ATHENS — Georgia coach Kirby Smart revealed an interesting bit of new information when he spoke to the Macon Touchdown Club on Monday. Actually, he offered a few pearls, but his revelation regarding Nakobe Dean was particularly eye-opening.
Smart told that august group, which he has spoken to at the Methodist Home for Children and Youth each of the seven years he has been at Georgia, that the Bulldogs’ star linebacker set a Smart-era record last season that he’s not sure will be broken. The intriguing part is it had nothing to do with tackles, pressures or any on-field statistics.
Smart said he had the team vote on team captains later than usual last season. When they did, on the night before the Orange Bowl matchup, Dean received 115 of a possible 130 votes from his teammates.
“Most we’d ever had before was 105, which was Azeez (Ojulari, in 2020),” Smart said. “That told me that these guys want discipline, because the one guy that was the most disciplined on our team was Nakobe Dean. This young man was different.”
Later, Smart shared another story on another linebacker. He told the group about a call he got from an NFL coach who had interviewed linebacker Channing Tindall at the NFL combine earlier this month. The coach, whom Smart did not name, told him that Tindall blew away his interviewers and impressed them with his answer to one trap question in particular.

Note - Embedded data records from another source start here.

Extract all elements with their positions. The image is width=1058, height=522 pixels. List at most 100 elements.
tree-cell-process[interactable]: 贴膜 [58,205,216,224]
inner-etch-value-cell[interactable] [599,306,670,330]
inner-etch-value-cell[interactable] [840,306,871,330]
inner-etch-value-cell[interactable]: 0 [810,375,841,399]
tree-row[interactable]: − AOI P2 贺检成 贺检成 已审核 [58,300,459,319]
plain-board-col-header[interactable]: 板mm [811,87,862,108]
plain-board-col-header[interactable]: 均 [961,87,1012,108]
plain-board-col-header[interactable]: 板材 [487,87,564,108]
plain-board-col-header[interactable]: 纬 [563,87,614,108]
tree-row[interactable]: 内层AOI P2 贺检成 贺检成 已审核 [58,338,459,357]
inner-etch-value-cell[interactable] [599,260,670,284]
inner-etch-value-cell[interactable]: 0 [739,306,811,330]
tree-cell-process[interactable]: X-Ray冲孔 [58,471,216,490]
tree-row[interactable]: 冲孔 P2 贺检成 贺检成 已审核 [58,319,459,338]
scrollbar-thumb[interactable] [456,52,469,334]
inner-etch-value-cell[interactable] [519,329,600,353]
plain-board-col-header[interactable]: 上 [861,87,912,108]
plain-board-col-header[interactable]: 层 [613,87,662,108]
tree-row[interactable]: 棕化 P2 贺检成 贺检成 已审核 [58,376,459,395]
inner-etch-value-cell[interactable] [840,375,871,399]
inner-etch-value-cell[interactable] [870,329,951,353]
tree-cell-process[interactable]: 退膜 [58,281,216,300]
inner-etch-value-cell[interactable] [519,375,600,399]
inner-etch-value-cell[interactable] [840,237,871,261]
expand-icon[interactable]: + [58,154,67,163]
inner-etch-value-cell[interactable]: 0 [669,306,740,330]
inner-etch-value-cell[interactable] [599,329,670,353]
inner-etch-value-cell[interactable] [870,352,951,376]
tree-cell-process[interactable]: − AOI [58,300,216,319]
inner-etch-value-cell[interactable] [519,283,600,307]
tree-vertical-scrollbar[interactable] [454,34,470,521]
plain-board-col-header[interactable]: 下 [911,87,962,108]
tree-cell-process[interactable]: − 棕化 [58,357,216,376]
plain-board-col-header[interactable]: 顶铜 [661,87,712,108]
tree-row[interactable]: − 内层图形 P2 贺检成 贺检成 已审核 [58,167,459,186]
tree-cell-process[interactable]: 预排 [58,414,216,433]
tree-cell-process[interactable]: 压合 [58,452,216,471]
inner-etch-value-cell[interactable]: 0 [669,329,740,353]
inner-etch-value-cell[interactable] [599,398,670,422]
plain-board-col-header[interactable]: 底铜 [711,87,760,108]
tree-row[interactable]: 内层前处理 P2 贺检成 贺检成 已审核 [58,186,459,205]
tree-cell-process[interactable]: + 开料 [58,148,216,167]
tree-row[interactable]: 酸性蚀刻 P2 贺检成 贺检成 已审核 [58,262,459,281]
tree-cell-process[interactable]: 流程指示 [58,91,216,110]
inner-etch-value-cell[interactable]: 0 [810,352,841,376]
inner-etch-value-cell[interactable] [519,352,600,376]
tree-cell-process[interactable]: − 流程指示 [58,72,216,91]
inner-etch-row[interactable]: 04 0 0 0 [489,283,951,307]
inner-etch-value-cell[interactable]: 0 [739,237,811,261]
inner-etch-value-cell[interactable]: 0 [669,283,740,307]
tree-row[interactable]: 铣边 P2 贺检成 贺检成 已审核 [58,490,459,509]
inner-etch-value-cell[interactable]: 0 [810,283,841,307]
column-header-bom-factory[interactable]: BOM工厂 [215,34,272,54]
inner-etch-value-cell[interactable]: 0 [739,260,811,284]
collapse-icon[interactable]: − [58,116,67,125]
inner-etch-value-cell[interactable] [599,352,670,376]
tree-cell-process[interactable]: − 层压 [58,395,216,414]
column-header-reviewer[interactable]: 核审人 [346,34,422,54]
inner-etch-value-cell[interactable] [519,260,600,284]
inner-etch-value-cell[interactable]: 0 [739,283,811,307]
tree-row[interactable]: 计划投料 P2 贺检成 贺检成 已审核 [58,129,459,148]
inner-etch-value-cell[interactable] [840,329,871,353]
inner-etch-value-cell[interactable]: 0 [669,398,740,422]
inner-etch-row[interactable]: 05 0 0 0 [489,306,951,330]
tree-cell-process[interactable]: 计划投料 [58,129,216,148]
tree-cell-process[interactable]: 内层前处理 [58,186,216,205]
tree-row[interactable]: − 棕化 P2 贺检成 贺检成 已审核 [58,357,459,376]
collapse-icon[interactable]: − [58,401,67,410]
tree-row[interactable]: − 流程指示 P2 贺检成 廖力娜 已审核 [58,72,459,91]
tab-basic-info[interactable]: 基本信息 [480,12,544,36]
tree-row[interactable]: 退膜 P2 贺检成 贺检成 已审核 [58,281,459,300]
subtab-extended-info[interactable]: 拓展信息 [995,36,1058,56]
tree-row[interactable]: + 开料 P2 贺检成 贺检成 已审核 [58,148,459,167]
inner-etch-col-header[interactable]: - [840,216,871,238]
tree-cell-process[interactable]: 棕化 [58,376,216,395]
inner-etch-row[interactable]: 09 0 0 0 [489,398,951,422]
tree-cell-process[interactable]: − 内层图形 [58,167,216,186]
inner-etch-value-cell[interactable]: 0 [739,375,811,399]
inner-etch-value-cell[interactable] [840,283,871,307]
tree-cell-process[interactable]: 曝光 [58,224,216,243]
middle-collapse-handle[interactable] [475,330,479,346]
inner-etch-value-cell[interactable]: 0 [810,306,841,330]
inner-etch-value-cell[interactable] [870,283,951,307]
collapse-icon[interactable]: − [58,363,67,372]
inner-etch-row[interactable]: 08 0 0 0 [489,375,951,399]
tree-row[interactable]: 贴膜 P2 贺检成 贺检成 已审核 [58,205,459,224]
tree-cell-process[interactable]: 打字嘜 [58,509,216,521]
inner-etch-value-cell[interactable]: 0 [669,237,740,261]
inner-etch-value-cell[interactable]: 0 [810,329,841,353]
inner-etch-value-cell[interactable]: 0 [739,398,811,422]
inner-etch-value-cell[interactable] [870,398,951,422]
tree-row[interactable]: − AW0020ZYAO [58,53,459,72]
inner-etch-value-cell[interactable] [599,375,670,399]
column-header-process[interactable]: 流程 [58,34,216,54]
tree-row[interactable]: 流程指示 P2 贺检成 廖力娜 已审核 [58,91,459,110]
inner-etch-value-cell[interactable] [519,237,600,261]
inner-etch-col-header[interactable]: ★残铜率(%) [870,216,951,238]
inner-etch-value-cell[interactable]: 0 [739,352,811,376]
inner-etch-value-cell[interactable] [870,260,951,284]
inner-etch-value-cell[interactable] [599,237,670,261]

The coaches pointed out that Tindall had never started in his UGA career and asked him how he felt about that.
“All of those guys, collectively, have talent, but they don't have experience. The only way to get experience is time."
“The response they were looking for was jealousy, envy, ‘too many really good linebackers,’ the coaches or ‘I should’ve been,’” Smart relayed. “Instead, he said, ‘Actually I started every game all four years. I started on punt team, I started on kickoff, I started on kickoff return, I started on punt return. At our place, the University of Georgia, special teams mean so much if you start on that, you’re more honored than if you’re an offensive or defensive starter.’ Everybody was like, ‘Wow.’ It meant more to those coaches and general managers that he had the wisdom to answer that train wreck of a question the way he saw it.”
Smart’s anecdotes to the TD Club illustrate two things: One, including senior Quay Walker, Georgia had some really good linebackers last year who are going to be rewarded in next month’s NFL draft; and, two, that the Bulldogs are going to be missing some really good linebackers this year.
Fortunately, Georgia has recruited the inside linebacker position hard the past couple of years. And one name, in particular, keeps coming up in the daily discussions of who is looking good in Georgia’s spring workouts: sophomore Jamon Dumas-Johnson.
The 6-foot-1, 235-pound linebacker has been standing out with the No. 1 defense through the first two weeks.
“He goes by ‘Pop’ for us,” Smart said. “Pop has done a good job. He’s getting opportunity, that’s the biggest thing I would say. You could make a case that he is probably where all those guys, Quay, Channing, Nakobe, were in their second year.”
Teammates have been even more emphatic of their praise for “Pop,” who played in 14 of the Bulldogs’ 15 games last season and finished with 22 tackles, two sacks and an interception for a 20-yard touchdown.
“Jamon is definitely one of those ball guys,” senior safety Christopher Smith said. “He’s always looking to get the ball. He probably gets more shots on (the) ball than probably anybody. He’s always running on the field, like, ‘Chris, get a punch-out! Get a punch-out!’ So, he’s keeping that in my mind. And to see a guy that young have that kind of mindset about the ball, the ball, the ball, it’s definitely amazing.”
Georgia will look to Dumas-Johnson, Smael Mondon, Xavian Sorey, Trezmen Marshall, Rian Davis, Jalon Walker and C.J. Washington to try to fill the voids left behind by that exceptional trio of linebackers led by Dean.
“All of those guys, collectively, have talent, but they don’t have experience,” Smart said. “The only way to get experience is time.”
Dumas-Johnson, for one, would seem to be in line to get some time.